The demands around here swing from over-the-top busy (that would be two weeks ago) to fairly quiet (that would now). For the moment, we're enjoying the calm before the storm that is the last week of school. I have a window of opportunity to finish a lingering paint job, to complete a decluttering plan in progress.
Instead I accomplish ... precisely nothing. Nothing!
I keep taking care of the basics, of course. Everyone still needs uniforms and meals. The dishes get done; the trash goes out. The squeaky wheel gets the grease. Many of the projects I want to do, but don't absolutely have to do, don't apparently squeak.
When I am barely surviving those mad, mad, mad days I too often write about -- when I am moving minute to minute with one nostril barely above water -- oh, how I want a quiet day to just get it all together! On the first quiet day that comes my way, I am a woman on a mission. But by day two or three, I morph into fairly slovenly patterns and simply don't get done what I could (and should) get done.
When I have extra time on my hands (Did I really type that phrase? Clearly, I'm delusional. Someone pinch me, please!), I find myself with undisciplined thought patterns to go along with my undisciplined work habits.

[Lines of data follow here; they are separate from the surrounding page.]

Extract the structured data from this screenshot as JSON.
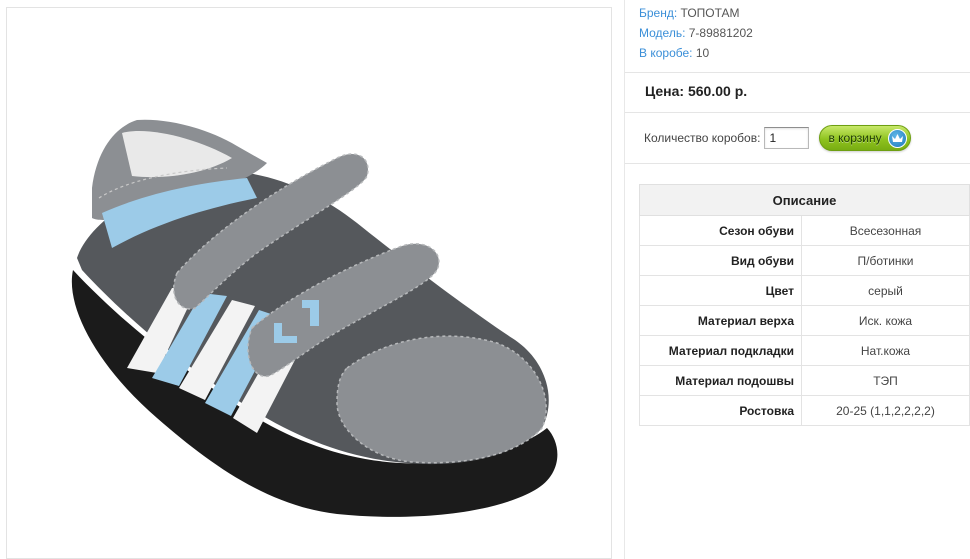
{
  "product_image": {
    "alt": "",
    "colors": {
      "leather": "#8c8f93",
      "mesh": "#55585c",
      "accent": "#9ccbe8",
      "stripe_white": "#f3f3f3",
      "sole": "#1b1b1b"
    }
  },
  "meta": {
    "brand_label": "Бренд:",
    "brand_value": "ТОПОТАМ",
    "model_label": "Модель:",
    "model_value": "7-89881202",
    "box_label": "В коробе:",
    "box_value": "10"
  },
  "price": "Цена: 560.00 р.",
  "order": {
    "qty_label": "Количество коробов:",
    "qty_value": "1",
    "add_to_cart_label": "в корзину",
    "cart_icon": "crown-cart-icon"
  },
  "specs": {
    "title": "Описание",
    "rows": [
      {
        "key": "Сезон обуви",
        "value": "Всесезонная"
      },
      {
        "key": "Вид обуви",
        "value": "П/ботинки"
      },
      {
        "key": "Цвет",
        "value": "серый"
      },
      {
        "key": "Материал верха",
        "value": "Иск. кожа"
      },
      {
        "key": "Материал подкладки",
        "value": "Нат.кожа"
      },
      {
        "key": "Материал подошвы",
        "value": "ТЭП"
      },
      {
        "key": "Ростовка",
        "value": "20-25 (1,1,2,2,2,2)"
      }
    ]
  },
  "colors": {
    "link_blue": "#3b8fd8",
    "button_green": "#8fc31f"
  }
}
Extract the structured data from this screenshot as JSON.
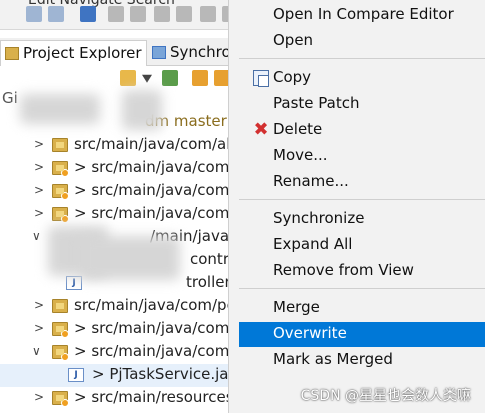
{
  "toolbar": {
    "menu_fragment": "Edit  Navigate  Search"
  },
  "tabs": [
    {
      "label": "Project Explorer"
    },
    {
      "label": "Synchro"
    }
  ],
  "tree": {
    "project_decoration": "dm master",
    "rows": [
      {
        "label": "src/main/java/com/ali"
      },
      {
        "label": "> src/main/java/com/"
      },
      {
        "label": "> src/main/java/com/"
      },
      {
        "label": "> src/main/java/com/"
      },
      {
        "label": "/main/java/com/"
      },
      {
        "label": "contr"
      },
      {
        "label": "troller"
      },
      {
        "label": "src/main/java/com/pe"
      },
      {
        "label": "> src/main/java/com/"
      },
      {
        "label": "> src/main/java/com/"
      },
      {
        "label": "> PjTaskService.java"
      },
      {
        "label": "> src/main/resources"
      }
    ],
    "partial_label": "Gi"
  },
  "context_menu": {
    "items": [
      {
        "label": "Open In Compare Editor",
        "icon": ""
      },
      {
        "label": "Open",
        "icon": ""
      },
      {
        "label": "Copy",
        "icon": "copy-icon"
      },
      {
        "label": "Paste Patch",
        "icon": ""
      },
      {
        "label": "Delete",
        "icon": "delete-icon"
      },
      {
        "label": "Move...",
        "icon": ""
      },
      {
        "label": "Rename...",
        "icon": ""
      },
      {
        "label": "Synchronize",
        "icon": ""
      },
      {
        "label": "Expand All",
        "icon": ""
      },
      {
        "label": "Remove from View",
        "icon": ""
      },
      {
        "label": "Merge",
        "icon": ""
      },
      {
        "label": "Overwrite",
        "icon": ""
      },
      {
        "label": "Mark as Merged",
        "icon": ""
      }
    ],
    "highlighted": "Overwrite"
  },
  "watermark": "CSDN @星星也会数人类嘛",
  "colors": {
    "highlight": "#0078d7",
    "delete": "#d23030",
    "package": "#d9b04b",
    "decoration": "#8a6d1e"
  }
}
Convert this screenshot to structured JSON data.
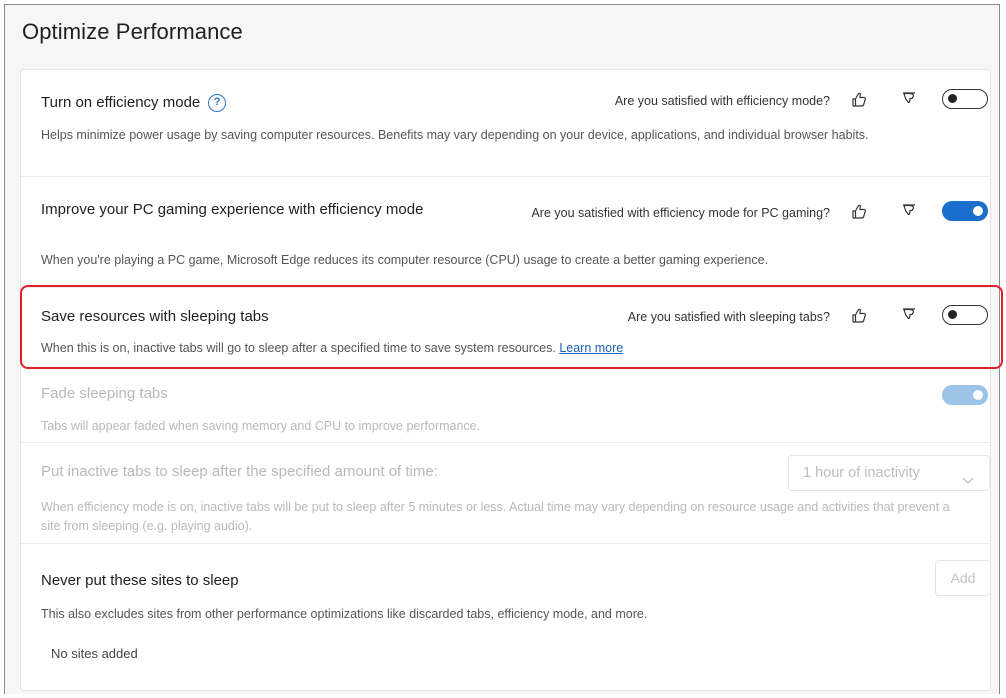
{
  "header": {
    "title": "Optimize Performance"
  },
  "efficiency": {
    "title": "Turn on efficiency mode",
    "question": "Are you satisfied with efficiency mode?",
    "description": "Helps minimize power usage by saving computer resources. Benefits may vary depending on your device, applications, and individual browser habits.",
    "toggle": "off"
  },
  "gaming": {
    "title": "Improve your PC gaming experience with efficiency mode",
    "question": "Are you satisfied with efficiency mode for PC gaming?",
    "description": "When you're playing a PC game, Microsoft Edge reduces its computer resource (CPU) usage to create a better gaming experience.",
    "toggle": "on"
  },
  "sleeping": {
    "title": "Save resources with sleeping tabs",
    "question": "Are you satisfied with sleeping tabs?",
    "description": "When this is on, inactive tabs will go to sleep after a specified time to save system resources.",
    "learn_more": "Learn more",
    "toggle": "off"
  },
  "fade": {
    "title": "Fade sleeping tabs",
    "description": "Tabs will appear faded when saving memory and CPU to improve performance.",
    "toggle": "on-disabled"
  },
  "inactive": {
    "title": "Put inactive tabs to sleep after the specified amount of time:",
    "description": "When efficiency mode is on, inactive tabs will be put to sleep after 5 minutes or less. Actual time may vary depending on resource usage and activities that prevent a site from sleeping (e.g. playing audio).",
    "selected": "1 hour of inactivity"
  },
  "never_sleep": {
    "title": "Never put these sites to sleep",
    "description": "This also excludes sites from other performance optimizations like discarded tabs, efficiency mode, and more.",
    "add_label": "Add",
    "empty_text": "No sites added"
  },
  "icons": {
    "help": "help-circle-icon",
    "like": "thumbs-up-icon",
    "dislike": "thumbs-down-icon",
    "chevron": "chevron-down-icon"
  },
  "colors": {
    "accent": "#1a6ecc",
    "highlight": "#e0202a",
    "link": "#1a5fb4"
  }
}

I fritter away both time and mental energy. What a waste, I think to myself.
And then I read this:
She wills herself to breathe so that she can mother her five dear children with all her heart and all her might. She breathes gentleness and joy into their every minute, knowing that every minute matters. She worries about how to allocate breath so that she can accomplish the most important things ... We hold our breath, waiting to know what comes next. What will I do with my every breath today?
And then I pop by school to talk with Tim's principal and see an incredibly fit and active father of five in agony because of compressed disks, a condition that will not change easily or soon.
And then I think of my mother whose bone degeneration makes walking across the room a Herculean effort.
And then I sit in the bleachers at a baseball game making small talk with a fairly young man with advanced Alzheimer's.
And suddenly I am so much more aware of this gift of time, this gift of good health, this gift of a sound mind. And I know there's a source of grace, grace that will help me use and appreciate these gifts, grace that works better than coffee or Ritalin because it alters not just my body chemistry, but my heart and my soul.
And I pray:
Jesus, bring me to my knees, and give me the words to ask for your grace. Shed light on the dark places of my soul, and burn away the dross. Infuse me with your goodness; help me to grow in virtue. (excerpted from Small Steps for Catholic Moms)
Dross - waste or impure matter.
I take another small step to grow in virtue, to grow in goodness, to put aside the dross.
1 comment:
I think it's very hard for anyone (ADHD or not) to feel at the time that the work of raising children is an accomplishment. Maybe asking ourselves the question "What did I accomplish today?" is the wrong thing. I'm not sure what other question it should be, though!